Rima, who also runs her own blog, has as a last resort started a GoFundMe campaign in hopes of raising enough cash to purchase a motor home for the family to live in. Any help from Sardonickists to help the Regas family realize their dream of a permanent home would be greatly appreciated. 

Rima is not alone. Many freelancers are suffering greatly in this New Sharing Economy. Think of us as the buskers of journalism. We survive on tips and donations. Long gone are the days when writers would get paid by the word.  Online journalism is increasingly solicited as free content for site operators, and it shouldn't be this way. Unpaid writers work every bit as hard as salaried writers. For every hour spent on actual writing, several more hours are spent on reading, researching, and just plain hard thinking.

In her most famous extended essay, Virginia Woolf said there are two basic things a writer needs: money, and a room of one's own. 

Fast forward to 21st century precarious America, and we can downgrade that to a bare-bones existence and a roof over one's head. It's hard to think, let alone write, when you're literally out on the street.

For further information on how to help, please go to Rima's excellent site:


Neil said...

If Rima Regas is age 60 or older, she may qualify for assistance under the Older Americans Act (OAA), which is a federal law Congress reauthorize last year. In Florida, for example, the OAA is administered by the Florida Department of Elder Affairs, see

2015 Summary of Programs and Services

Section C - Older Americans Act (OAA) Programs and Services (Pages 55 - 80)

Title III B: Provides supportive services to enhance the well-being of elders and to help them live independently in their home environ-ment and the community.

Individuals age 60 and older are eligible for OAA Title III services. Spouses and disabled adults younger than 60 may be served meals under certain circumstances. There is no income test; however, preference is given to older persons with the greatest economic or social needs. Par-ticular attention is given to low-income older individuals...

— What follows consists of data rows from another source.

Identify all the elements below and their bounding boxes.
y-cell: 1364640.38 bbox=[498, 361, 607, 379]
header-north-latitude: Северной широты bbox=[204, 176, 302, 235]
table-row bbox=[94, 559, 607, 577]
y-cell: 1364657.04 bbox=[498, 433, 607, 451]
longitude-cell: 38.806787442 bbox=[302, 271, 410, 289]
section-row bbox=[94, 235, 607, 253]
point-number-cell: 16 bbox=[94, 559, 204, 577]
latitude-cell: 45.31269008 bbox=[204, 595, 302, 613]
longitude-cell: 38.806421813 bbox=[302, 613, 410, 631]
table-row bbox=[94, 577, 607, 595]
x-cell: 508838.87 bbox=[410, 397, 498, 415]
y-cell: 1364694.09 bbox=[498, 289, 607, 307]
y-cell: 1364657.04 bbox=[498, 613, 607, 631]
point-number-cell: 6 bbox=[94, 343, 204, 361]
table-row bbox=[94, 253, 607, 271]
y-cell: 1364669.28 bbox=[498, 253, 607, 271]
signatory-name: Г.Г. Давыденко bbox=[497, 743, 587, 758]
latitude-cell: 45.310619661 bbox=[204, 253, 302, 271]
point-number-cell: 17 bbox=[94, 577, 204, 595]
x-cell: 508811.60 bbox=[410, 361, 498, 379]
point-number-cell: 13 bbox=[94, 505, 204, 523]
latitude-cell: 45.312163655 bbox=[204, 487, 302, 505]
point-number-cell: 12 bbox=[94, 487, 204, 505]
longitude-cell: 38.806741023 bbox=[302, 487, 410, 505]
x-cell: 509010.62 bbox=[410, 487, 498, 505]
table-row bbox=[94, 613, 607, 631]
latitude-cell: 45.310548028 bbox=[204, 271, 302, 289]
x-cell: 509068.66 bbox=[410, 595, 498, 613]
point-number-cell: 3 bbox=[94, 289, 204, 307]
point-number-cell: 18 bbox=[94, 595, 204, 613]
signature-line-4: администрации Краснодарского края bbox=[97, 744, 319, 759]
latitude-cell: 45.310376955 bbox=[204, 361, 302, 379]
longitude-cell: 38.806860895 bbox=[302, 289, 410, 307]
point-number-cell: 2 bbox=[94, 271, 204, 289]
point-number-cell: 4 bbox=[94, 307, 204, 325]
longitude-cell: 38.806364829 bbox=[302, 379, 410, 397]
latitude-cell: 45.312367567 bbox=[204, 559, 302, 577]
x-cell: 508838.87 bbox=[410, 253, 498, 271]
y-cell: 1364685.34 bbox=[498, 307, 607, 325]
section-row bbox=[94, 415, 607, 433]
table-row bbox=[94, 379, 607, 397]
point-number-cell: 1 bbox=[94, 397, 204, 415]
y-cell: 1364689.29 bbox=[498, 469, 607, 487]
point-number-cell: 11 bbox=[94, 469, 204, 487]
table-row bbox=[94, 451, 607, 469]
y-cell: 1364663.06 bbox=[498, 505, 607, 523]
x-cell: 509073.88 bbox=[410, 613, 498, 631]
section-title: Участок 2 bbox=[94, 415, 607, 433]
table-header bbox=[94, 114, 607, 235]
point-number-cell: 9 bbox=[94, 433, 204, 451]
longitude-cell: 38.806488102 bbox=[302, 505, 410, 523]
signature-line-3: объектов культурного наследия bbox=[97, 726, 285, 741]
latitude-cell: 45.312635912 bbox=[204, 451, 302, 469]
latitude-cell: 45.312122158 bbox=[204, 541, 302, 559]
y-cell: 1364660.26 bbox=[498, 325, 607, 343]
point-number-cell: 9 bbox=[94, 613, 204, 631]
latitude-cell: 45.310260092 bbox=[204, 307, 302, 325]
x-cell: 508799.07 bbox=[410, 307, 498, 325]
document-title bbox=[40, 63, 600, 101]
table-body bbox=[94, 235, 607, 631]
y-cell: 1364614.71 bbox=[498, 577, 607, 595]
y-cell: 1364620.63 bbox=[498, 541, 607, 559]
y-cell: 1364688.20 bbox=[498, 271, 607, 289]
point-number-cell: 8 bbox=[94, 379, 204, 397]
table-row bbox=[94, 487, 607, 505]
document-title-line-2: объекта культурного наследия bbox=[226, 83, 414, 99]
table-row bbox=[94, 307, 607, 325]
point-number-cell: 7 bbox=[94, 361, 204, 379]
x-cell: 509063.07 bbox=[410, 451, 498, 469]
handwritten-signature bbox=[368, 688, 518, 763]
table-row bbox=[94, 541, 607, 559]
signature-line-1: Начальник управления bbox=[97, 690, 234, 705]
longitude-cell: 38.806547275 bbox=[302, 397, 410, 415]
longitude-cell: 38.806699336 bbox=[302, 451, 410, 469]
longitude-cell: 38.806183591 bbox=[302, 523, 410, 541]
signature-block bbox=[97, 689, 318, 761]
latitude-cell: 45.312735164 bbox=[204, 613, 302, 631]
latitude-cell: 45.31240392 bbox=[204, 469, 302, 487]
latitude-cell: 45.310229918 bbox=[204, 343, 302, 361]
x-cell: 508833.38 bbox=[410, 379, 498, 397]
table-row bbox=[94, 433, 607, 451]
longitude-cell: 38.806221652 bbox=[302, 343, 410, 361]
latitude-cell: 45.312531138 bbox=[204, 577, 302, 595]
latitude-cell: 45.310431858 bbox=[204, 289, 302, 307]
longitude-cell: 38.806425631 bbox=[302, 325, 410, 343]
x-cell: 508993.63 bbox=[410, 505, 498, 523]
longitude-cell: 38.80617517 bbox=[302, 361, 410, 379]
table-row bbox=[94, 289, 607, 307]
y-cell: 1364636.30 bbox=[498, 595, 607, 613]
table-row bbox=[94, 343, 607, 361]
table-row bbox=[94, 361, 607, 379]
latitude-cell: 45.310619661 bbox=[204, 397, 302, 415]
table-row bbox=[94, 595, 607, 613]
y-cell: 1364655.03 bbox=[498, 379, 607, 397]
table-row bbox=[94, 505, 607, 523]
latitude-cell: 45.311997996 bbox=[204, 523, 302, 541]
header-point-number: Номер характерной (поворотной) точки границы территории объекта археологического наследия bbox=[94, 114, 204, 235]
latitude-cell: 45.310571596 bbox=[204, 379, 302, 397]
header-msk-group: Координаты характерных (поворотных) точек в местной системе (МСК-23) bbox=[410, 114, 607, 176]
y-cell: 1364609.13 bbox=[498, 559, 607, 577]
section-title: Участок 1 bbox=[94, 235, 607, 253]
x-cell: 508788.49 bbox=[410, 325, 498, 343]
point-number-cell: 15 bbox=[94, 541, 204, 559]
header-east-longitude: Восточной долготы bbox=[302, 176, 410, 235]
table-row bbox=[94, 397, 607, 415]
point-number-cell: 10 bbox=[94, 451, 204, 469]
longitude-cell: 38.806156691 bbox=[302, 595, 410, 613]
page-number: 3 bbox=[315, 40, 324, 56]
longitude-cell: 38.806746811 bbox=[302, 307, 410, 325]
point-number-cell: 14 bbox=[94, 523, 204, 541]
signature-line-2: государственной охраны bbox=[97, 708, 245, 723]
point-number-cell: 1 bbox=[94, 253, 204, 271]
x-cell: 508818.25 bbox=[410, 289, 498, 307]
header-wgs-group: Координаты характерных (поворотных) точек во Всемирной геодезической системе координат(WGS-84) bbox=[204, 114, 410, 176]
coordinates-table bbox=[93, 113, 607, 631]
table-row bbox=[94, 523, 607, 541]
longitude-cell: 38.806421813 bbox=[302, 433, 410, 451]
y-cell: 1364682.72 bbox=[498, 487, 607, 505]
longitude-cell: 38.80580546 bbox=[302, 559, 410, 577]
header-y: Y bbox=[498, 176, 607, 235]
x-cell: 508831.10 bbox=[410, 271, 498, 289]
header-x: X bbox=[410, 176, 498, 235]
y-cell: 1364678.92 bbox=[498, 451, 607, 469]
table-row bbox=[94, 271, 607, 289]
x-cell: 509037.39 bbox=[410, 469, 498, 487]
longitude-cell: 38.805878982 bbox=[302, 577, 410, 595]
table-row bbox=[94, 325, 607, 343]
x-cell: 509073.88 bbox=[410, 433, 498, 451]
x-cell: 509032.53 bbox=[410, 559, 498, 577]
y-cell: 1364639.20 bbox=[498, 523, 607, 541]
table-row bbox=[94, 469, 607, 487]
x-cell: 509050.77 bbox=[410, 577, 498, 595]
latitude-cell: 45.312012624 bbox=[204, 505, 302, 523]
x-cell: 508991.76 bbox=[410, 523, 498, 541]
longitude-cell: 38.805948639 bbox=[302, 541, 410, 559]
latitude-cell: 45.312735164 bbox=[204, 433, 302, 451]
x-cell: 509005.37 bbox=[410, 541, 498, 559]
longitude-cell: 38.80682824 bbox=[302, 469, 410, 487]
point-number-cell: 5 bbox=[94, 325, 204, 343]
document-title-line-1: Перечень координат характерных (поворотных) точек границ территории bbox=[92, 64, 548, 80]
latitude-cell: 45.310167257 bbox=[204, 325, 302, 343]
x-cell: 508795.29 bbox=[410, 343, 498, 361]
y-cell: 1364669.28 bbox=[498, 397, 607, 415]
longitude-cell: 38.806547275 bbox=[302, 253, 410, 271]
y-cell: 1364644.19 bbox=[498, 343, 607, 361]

Older Americans Act, Wikipedia

Administration on Aging (AoA), Older Americans Act

S.192 — 114th Congress (2015-2016)

National Council on Aging

National Committee to Preserve Social Security and Medicare.

Anonymous said...

I'm disappointed to read only one comment regarding Ms. Regas' plight. I've read Ms. Regas' comments for several years now in The New York Times, and haven't always liked her writing, but "ffs", I will be making a donation on payday. Her goal of an RV is modest and reasonable.
I went through something similar, and it took me nearly three years to get wholly on my feet again. In the process of finding stable work and stable housing again (or what passes for it, in the most inflated housing market in the country) I learned just how many working people were living out of their cars or crashing for extended periods on friends' or families' couches. We were easy to exploit. It was terrible.
We're all more vulnerable than we think.
I also learned how utterly useless - even somewhat harmful - living in the echo chamber of the internet can be. When I finally found stable work again with a great employer, it wasn't white collar work, despite a pretty impressive resume. It was service work, and most of my co-workers are either Latino immigrants or young women. It's been a great community, but I needed to check my preconceptions at the door. Despite some minor political and cultural differences, we've been very supportive of each other. I suspect some of this is a "small village mentality" brought North from Central America. The kindness and decency of my co-workers continues to astonish me. Their work ethic is fantastic, and while I struggle to keep up, there is always a warm smile, an offer of a home-cooked meal, and even offers - when housing was impossible - of an affordable room in a cousin's house. I've felt most honored - and changed - to work with them.
It's time for us to chip in for Rima, and for Rima to find paid work - even if it is menial, it will connect her with a community that is better able to help her than the internet community, which so far, and despite all the popularity she enjoys online, has apparently chipped in only $800. That’s just mean.
Good luck to Rima, and really hoping Karen's appeal to her readers brings in more donations.